If you’ve bought concert tickets in the past decade, you know the drill.
You mentally prepare to enter Dante’s Inferno. You set a timer and log on with your computer or phone to purchase tickets the moment they go on sale. Your heart races like you’re a sprinter on the starting blocks. You wait in a virtual queue. You compulsively refresh your screen, fearful of losing your precarious place in an imaginary line. Eventually, the finish line is in sight, and you reach the checkout.
But wait — you discover the price you’ll pay for your concertgoing adventure is higher than you expected because of an opaque set of service fees and other charges.
Under the terms of the settlement, Live Nation avoids the possibility of being forced to separate from its subsidiary, Ticketmaster.
You’re frustrated. But what can you do? You’ve made it this far. Plus, it’s not like you have another choice.
You may think there’s one company to blame for this experience: Ticketmaster.
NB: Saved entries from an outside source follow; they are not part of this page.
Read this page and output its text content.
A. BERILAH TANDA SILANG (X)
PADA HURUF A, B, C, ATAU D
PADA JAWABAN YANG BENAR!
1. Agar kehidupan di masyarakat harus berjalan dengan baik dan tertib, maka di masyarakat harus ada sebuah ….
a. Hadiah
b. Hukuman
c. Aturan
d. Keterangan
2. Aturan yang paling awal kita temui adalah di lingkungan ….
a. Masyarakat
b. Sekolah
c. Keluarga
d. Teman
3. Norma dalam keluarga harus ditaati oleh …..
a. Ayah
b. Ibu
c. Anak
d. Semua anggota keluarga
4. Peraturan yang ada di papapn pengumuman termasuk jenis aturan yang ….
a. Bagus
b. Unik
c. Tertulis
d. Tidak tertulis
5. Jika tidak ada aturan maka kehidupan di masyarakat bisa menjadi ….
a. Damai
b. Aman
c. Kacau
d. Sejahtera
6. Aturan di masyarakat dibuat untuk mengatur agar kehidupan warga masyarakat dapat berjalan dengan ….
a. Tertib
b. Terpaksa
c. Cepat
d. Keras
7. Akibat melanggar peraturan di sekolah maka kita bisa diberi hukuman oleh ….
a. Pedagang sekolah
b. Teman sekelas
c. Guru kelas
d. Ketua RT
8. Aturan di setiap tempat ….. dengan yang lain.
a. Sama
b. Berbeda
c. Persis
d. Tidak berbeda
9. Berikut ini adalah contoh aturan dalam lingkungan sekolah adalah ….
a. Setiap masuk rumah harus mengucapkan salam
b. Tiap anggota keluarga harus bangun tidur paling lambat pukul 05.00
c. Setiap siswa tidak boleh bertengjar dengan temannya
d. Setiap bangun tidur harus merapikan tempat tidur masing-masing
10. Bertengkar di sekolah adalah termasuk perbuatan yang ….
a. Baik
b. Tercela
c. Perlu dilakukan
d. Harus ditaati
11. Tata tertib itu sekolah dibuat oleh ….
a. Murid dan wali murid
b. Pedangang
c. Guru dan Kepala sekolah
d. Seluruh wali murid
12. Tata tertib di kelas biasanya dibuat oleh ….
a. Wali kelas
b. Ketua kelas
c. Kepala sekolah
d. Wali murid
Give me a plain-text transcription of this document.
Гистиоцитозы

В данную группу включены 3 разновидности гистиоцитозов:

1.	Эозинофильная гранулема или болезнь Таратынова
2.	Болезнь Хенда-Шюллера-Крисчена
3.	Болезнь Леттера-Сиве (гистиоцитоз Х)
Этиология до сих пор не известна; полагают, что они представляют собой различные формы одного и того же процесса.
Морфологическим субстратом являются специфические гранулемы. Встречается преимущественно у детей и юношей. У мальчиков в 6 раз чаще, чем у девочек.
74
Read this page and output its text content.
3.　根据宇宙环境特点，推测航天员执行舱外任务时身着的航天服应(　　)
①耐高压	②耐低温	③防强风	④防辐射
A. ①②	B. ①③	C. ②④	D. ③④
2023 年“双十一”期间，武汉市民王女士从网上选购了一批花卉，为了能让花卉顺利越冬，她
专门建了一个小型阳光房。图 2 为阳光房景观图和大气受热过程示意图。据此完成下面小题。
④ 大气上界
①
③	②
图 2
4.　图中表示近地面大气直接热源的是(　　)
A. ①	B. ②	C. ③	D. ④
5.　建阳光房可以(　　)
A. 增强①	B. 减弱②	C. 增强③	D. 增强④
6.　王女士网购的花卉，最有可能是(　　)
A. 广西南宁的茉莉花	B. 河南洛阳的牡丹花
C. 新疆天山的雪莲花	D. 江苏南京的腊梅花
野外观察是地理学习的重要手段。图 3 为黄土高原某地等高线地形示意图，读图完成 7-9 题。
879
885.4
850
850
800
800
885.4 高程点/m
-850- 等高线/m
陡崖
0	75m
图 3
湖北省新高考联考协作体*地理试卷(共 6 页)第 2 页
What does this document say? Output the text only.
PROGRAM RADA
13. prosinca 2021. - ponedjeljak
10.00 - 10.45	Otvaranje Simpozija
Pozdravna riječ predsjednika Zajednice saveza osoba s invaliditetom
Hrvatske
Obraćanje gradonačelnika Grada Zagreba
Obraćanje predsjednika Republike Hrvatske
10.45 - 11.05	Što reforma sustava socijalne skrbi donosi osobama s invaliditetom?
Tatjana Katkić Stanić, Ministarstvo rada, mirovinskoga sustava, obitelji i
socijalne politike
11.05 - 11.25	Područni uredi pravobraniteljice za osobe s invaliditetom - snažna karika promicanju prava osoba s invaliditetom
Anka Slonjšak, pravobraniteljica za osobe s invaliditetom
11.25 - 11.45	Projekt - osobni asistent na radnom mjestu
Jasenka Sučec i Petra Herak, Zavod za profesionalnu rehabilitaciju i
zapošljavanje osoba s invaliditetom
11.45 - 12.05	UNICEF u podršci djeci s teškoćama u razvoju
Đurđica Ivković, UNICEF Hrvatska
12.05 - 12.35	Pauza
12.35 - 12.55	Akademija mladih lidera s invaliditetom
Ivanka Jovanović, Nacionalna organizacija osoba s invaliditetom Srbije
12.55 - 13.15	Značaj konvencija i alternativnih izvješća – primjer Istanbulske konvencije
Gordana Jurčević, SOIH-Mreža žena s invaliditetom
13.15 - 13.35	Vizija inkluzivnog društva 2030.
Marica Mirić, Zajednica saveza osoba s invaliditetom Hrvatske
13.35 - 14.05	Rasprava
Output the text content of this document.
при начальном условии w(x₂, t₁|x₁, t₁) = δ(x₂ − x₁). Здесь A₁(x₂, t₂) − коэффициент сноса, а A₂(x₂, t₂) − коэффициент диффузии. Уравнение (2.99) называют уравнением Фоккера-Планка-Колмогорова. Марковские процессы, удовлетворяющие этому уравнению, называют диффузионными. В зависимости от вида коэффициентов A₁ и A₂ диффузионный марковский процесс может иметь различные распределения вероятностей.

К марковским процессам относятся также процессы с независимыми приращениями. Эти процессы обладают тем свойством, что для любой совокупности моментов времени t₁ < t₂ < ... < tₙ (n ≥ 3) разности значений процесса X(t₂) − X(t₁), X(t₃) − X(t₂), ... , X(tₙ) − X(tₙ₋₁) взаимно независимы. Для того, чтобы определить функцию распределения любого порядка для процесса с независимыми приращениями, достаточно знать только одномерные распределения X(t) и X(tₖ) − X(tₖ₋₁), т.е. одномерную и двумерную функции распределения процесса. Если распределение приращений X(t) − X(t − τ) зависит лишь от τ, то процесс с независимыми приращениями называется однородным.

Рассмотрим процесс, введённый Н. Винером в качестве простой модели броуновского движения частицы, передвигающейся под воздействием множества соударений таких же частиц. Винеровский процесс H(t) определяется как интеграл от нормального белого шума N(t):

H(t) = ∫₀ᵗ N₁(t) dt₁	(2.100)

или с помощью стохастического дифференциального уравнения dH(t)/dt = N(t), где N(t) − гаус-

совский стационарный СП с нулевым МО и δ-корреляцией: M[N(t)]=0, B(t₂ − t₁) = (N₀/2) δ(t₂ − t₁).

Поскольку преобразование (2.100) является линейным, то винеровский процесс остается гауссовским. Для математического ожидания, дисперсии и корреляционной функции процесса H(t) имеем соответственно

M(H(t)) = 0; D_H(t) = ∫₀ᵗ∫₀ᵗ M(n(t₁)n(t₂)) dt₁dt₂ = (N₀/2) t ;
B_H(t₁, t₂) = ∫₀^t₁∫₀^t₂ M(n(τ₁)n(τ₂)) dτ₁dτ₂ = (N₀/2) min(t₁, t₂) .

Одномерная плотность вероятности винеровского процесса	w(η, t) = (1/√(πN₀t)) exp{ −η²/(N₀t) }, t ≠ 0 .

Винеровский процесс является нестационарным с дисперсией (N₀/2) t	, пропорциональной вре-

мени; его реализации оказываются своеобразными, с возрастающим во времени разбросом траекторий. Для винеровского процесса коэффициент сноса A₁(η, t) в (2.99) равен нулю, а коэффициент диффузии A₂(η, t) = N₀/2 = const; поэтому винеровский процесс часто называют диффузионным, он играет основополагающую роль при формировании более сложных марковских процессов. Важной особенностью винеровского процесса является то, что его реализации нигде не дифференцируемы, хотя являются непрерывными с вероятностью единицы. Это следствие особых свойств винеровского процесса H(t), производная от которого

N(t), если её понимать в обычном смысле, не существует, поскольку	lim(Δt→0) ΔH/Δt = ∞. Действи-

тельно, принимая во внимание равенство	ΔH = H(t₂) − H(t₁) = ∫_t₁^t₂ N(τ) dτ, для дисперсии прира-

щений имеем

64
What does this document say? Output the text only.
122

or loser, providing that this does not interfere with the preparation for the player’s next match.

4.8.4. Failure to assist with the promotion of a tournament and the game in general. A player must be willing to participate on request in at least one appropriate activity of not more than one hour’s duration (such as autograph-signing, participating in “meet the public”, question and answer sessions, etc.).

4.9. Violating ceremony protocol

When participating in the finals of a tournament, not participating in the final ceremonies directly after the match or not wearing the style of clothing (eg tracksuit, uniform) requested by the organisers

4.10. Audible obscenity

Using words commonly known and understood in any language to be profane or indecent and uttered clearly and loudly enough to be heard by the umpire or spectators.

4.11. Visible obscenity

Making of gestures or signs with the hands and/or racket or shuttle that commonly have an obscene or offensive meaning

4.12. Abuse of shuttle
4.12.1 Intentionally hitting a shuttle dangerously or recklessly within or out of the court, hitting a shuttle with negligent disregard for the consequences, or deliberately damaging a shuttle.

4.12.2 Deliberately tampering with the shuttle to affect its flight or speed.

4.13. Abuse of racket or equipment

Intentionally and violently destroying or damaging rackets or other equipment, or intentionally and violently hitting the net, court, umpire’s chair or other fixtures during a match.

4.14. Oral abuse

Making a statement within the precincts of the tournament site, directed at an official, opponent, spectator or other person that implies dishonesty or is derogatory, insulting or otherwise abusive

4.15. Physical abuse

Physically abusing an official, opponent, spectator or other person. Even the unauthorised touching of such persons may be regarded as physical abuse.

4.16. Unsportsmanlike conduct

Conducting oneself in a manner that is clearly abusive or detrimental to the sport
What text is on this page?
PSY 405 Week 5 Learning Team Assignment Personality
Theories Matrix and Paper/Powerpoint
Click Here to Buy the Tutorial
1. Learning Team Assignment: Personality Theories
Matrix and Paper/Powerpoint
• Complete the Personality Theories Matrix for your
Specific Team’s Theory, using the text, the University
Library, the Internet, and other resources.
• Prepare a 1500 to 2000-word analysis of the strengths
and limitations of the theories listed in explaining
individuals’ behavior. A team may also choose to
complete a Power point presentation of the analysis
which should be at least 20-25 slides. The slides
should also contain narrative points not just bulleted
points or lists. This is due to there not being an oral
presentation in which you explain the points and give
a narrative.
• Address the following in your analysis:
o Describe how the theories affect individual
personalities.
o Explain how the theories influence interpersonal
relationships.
Ticketmaster is a subsidiary of Live Nation Entertainment, which you may have first heard of near the end of Joe Biden’s presidency, when the Department of Justice and a coalition of dozens of states and Washington, D.C., brought a major antitrust suit against the company. The case is complicated but boils down to the simple idea that Live Nation doesn’t just hold an extraordinary amount of power in the live music business, it holds an illegal amount of power.
Live Nation promotes concerts, owns or operates many large venues and sells tickets through Ticketmaster. It controls much of the live music ecosystem and allegedly used that control to box out competitors.
The plaintiffs, both the DOJ and the states, had sought huge structural relief, meaning the breakup of Live Nation and Ticketmaster.
But now that is unlikely to happen because the DOJ and Live Nation have reached a settlement agreement.
Under the terms of the settlement, Live Nation avoids the possibility of being forced to separate from its subsidiary, Ticketmaster. Indeed, the settlement could largely be seen as a win for Live Nation, even though the DOJ did extract some promises from it. For instance, Live Nation has said it would cap ticketing service fees at 15%, unwind exclusive booking arrangements tied to a group of amphitheaters, prohibit Live Nation from retaliating against venues that choose to work with competing ticketing companies, and force Ticketmaster to allow other ticketing platforms to connect to its underlying ticketing technology.
A note of caution: The district court judge overseeing this case still has to sign off on the settlement agreement. More than two dozen of the states that joined the suit have indicated that they will not agree to the agreement because it does not require enough from Live Nation. Under the terms of the settlement, it does appear that Live Nation could continue to promote concerts, control many venues and operate Ticketmaster. This leaves Live Nation with enormous market power.